Albert Merle, tout sauf un lève-tôt, n’avait jamais goûté à l’étrange chaleur de sa cuisine éclairée par le seul réverbère du trottoir d’en face, au dégradé de jaunes orangés et aux ombres inhabituelles qui en modifiaient les volumes et les objets. À l’ambiance vaguement inquiétante qui se dégageait de la pièce ainsi mise en lumière. L’atmosphère lui parut parfaitement adaptée à ce début de journée qui s’annonçait autre. Lui parut presque séduisante. La luminosité était suffisante pour un petit-déjeuner en solitaire. Le silence, vierge du ronron électrique du néon, lui aussi était différent. Apaisant.
Albert Merle déposa trois cuillères de café moulu dans le filtre, remplit au robinet le réservoir d’eau. Alluma la cafetière. Sortit les œufs du placard. Du lard, le beurre et du fromage râpé du réfrigérateur. Du vaisselier, une assiette et des couverts. Décrocha une des poêles suspendues à un clou planté dans le mur. La posa sur le plus large des feux de la gazinière, y déposa une trop grande quantité de beurre. Tourna le bouton libérant le propane et craqua une allumette.
Déclic. Quelque chose - le frottement de l’allumette contre le grattoir ? le surgissement de la flamme ? l’anticipation de la faible détonation du gaz qui s’enflamme ? - agit sur Albert Merle comme une gifle. Celle qu’on assène à l’évanoui pour le ramener parmi les conscients. D’un coup, il revit son rêve. En intégralité. En détails. Albert Merle se (re)vit mourir.
La manche gauche du peignoir qui pend trop près du brûleur. Les flammes qui montent le long du bras.
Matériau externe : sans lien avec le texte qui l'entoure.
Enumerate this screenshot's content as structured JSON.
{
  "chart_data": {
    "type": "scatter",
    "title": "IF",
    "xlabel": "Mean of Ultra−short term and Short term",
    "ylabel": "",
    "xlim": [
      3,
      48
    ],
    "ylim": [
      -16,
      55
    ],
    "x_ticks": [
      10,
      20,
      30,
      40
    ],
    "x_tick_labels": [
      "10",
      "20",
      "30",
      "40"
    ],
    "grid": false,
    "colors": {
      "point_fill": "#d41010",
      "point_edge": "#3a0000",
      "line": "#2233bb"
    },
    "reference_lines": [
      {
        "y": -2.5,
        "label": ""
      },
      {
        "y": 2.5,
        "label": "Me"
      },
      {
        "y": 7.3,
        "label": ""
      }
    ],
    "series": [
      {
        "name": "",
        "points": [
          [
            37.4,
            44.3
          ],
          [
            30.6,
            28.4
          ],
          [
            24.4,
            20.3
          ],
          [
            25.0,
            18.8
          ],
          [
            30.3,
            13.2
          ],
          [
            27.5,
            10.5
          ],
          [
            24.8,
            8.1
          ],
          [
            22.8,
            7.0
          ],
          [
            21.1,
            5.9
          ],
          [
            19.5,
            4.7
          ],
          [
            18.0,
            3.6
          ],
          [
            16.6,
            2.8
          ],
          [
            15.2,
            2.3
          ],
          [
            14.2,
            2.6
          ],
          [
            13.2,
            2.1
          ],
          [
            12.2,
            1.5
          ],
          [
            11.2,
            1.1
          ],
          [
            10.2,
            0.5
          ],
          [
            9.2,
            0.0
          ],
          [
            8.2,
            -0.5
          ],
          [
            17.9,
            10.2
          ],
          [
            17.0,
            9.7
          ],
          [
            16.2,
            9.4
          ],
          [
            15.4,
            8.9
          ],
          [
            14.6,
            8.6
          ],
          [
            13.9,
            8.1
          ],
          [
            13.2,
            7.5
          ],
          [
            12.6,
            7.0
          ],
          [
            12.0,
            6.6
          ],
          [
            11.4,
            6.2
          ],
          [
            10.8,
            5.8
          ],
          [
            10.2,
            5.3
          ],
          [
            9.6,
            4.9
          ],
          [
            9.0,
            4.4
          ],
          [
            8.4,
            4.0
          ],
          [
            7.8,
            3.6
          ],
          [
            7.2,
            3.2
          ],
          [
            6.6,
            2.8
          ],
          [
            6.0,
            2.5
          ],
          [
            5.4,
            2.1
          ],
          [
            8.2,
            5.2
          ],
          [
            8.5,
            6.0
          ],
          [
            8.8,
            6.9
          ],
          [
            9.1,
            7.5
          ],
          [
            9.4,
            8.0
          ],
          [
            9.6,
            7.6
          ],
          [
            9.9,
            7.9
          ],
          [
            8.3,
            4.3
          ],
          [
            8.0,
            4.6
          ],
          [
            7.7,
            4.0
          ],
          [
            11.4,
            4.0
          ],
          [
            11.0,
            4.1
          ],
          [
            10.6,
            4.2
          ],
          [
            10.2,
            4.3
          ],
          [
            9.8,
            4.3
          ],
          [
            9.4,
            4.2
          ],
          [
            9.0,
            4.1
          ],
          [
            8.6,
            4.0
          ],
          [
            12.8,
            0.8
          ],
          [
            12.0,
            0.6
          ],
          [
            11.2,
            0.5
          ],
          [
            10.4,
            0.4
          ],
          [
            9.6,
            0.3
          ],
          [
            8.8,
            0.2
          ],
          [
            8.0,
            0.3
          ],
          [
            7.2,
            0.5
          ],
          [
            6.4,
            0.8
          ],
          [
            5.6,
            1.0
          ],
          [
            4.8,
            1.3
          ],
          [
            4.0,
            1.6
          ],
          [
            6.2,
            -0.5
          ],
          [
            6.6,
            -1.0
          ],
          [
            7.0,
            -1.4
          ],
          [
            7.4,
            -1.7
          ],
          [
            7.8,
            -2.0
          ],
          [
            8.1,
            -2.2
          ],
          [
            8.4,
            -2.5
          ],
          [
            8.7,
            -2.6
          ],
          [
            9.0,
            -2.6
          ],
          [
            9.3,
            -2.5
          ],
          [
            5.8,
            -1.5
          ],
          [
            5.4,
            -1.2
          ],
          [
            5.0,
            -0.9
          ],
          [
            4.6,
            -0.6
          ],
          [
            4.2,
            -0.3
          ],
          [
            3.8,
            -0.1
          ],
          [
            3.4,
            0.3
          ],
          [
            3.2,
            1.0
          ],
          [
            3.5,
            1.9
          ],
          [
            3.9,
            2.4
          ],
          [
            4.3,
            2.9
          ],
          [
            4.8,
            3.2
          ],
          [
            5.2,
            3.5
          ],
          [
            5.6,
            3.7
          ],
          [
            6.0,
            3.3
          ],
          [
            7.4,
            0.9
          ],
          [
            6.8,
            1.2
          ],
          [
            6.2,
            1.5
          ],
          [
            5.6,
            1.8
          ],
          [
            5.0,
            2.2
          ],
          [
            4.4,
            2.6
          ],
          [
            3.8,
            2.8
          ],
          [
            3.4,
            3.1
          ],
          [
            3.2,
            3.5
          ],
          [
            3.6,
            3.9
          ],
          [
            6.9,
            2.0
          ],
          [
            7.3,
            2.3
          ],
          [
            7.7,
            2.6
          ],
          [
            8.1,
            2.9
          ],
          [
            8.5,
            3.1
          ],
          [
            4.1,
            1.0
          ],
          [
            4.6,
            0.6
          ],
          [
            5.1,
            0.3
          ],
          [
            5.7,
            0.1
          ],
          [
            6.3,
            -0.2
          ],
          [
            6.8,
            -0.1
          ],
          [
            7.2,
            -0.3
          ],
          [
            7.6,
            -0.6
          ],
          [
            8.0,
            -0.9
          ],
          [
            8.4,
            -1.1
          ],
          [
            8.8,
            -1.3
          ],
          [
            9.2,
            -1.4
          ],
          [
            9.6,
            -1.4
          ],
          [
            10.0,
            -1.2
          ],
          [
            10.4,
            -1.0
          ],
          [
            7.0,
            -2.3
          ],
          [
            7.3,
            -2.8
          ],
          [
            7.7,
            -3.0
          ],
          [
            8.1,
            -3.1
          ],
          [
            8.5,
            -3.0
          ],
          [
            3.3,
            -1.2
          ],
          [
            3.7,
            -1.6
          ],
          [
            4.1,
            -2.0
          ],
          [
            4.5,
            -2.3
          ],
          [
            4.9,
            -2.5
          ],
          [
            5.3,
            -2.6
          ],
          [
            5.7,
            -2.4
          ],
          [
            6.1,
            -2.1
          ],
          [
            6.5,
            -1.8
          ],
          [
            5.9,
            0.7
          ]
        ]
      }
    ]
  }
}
Les mouvements désordonnés de pantin désarticulé pour se débarrasser du vêtement. Les objets qui volent alentour. Comme si une mini-tornade dévastait la cuisine. Le pied qui glisse. La bascule en arrière. La tête qui frappe lourdement le coin de la table. Le corps au sol dont s’échappent un filet de sang et le dernier souffle.